The only way to truly save Flint is to replace the city’s lead pipes. The cost of doing so is now estimated at $767 million to $1.5 billion. No one knows where the money will come from. (For context, that's equal to the cost of between eight and 15 F-35 fighter jets, a plane that the Pentagon has yet to determine if it will work as designed. So far, it doesn't.) Senate Democrats have proposed legislation that would provide $600 million in help for Flint, with much of it going to infrastructure. But Republicans complained that the costs were not completely offset by cuts in other federal spending. Sen. John Cornyn (R-Texas) warned that aid to Flint must not add to the national budget deficit for “what is a local and state problem.”
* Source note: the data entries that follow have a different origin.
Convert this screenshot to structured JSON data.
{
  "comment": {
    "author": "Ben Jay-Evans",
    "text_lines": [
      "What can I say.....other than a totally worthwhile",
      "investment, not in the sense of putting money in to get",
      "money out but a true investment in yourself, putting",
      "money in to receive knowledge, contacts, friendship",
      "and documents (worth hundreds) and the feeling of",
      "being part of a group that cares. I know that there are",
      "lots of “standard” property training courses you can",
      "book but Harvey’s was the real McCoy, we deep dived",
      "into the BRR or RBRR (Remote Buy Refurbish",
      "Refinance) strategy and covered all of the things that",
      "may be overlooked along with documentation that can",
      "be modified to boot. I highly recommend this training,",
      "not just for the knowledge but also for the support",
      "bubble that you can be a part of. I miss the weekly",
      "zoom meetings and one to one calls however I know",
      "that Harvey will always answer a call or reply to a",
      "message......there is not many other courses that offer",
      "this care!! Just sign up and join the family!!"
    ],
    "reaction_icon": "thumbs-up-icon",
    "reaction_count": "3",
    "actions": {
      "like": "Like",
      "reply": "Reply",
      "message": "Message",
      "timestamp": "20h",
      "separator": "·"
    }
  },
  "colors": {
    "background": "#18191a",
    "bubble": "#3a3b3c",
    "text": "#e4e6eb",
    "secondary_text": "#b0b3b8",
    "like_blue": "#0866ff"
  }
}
President Obama submitted his final budget proposal to Congress. Despite the widely publicized crisis going on in Flint, the president’s $4 trillion budget proposal doesn’t set aside any money for the ongoing water crisis in Flint. It provides money for loans that may be used to rebuilt the city’s infrastructure, as well as other cities.

The president seeks an 18 percent increase in spending on water infrastructure. That’s a $157 million increase for the whole country. But the added money for drinking water comes from cuts to programs to make the water cleaner and safer overall. It cuts the Environmental Protection Agency’s program to improve state and local system by one quarter.

It’s not enough. Flint and cities in similar predicaments need to be made whole again. Generalized programs aimed at improving things overall might improve outcomes for such places, but effectively addressing the crisis in Flint – and similar crises nationwide – requires that we specifically address lead contamination and the problems that led to it. In the meantime, generations of children in Flint and places like it will pay the highest price for what happened in sacrificed futures.